According to the Police, Mendoza and Davila are responsible for a number of murders in the indigenous communities, among them a massacre that occurred on August 21, 2021 in Kiwakumbaih, which left 13 dead and two women raped. Another massacre took place in the Alal community in January 2020, in which six indigenous people died and 15 homes were burned to the ground.
They were also accused of killing five people in the Mayangna community of Wilu, in the zone of Bonanza, where they set fire to three homes and the Moravian Church; and of being the authors of seven murders committed between July 2020 and April 2022.
The expert lawyer warned that the fact that these people have been arrested and presented by the Police doesn’t necessarily mean that they’ll be tried, found guilty and sentenced for the crimes they’re alleged to have committed.

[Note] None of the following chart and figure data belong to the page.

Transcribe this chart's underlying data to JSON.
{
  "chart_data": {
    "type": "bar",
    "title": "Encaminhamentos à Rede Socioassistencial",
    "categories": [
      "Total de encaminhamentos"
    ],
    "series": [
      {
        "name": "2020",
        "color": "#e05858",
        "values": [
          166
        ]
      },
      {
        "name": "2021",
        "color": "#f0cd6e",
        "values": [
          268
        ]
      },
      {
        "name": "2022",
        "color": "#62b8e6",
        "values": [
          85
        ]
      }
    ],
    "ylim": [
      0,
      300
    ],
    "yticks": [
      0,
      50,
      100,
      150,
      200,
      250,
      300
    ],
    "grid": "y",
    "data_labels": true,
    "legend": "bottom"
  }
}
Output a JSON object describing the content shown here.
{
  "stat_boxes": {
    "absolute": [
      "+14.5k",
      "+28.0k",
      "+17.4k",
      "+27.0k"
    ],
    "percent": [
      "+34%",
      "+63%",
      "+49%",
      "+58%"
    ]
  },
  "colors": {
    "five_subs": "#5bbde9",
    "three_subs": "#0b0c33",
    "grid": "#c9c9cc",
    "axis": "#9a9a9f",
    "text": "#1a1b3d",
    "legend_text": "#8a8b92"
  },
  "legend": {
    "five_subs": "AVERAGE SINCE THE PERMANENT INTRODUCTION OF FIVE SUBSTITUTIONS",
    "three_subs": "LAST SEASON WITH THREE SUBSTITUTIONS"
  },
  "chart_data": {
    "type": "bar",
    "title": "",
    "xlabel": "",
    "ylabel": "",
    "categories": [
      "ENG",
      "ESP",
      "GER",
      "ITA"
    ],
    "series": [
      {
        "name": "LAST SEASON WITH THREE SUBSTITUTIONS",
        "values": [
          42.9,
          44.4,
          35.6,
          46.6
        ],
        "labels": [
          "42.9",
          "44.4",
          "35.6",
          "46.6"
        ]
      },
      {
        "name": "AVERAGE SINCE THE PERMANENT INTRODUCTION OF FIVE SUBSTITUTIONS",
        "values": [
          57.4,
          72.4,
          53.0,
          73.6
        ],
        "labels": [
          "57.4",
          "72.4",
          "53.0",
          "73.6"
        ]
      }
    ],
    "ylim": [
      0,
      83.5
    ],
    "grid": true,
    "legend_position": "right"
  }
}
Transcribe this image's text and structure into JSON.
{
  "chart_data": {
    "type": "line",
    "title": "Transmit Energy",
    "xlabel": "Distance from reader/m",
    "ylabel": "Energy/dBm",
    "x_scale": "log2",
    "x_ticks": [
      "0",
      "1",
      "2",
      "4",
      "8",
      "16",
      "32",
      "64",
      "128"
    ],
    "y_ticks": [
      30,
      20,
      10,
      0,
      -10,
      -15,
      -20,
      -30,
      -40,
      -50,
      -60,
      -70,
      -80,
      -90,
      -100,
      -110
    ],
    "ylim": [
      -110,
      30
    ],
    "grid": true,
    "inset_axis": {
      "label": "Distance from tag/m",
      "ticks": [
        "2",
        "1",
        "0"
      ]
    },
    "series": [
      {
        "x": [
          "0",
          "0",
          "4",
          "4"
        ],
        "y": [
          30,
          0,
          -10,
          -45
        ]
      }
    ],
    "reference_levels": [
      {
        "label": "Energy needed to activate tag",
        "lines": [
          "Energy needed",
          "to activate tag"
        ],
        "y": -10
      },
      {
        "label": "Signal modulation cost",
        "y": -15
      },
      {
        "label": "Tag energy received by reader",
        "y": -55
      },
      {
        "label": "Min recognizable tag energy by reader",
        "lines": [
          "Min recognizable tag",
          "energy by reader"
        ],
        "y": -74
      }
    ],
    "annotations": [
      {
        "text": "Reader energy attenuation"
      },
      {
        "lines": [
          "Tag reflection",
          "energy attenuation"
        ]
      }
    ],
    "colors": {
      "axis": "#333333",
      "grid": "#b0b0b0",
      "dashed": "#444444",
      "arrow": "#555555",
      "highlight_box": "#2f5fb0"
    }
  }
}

He recalled: “after the Alal massacre, there was a land squatter with the last name of Acosta [Lester Isaias Orozco Acosta] that the Police said was from the Chabelo band. They captured him with heavy arms, with marihuana, with who knows what else, and later they let him go.”
Situation of the four imprisoned tribal members
The human rights lawyer notes: “the authorities are inconsistent,” since “the people have always said it’s the Chabelo band that’s caused all that harm.” Nonetheless, they’ve given life sentences to four imprisoned members of the Mayangna indigenous group – Arguello Celso, Ignacio Celso, Donald Andres Bruno, and Dionisio Robin Sacarias – for supposedly committing the massacre in the Kiwakumbaih mine.
The Inter-American Commission for Human Rights have granted precautionary measures to the four Mayangna tribal members sentenced to life in prison, and the Inter-American Human Rights Court has awarded them provisional measures. In June 2023, the Court also demanded that the Nicaraguan government “proceed to immediately release them and adopt the necessary measures to effectively protect their lives, physical integrity, health and freedom.”
“The only ones we really know are locked up in the La Modelo prison are the four Mayangna. Nothing is known about the others,” the attorney comments. “Such lack of information on the part of the government is dangerous and illegal,” he underlined.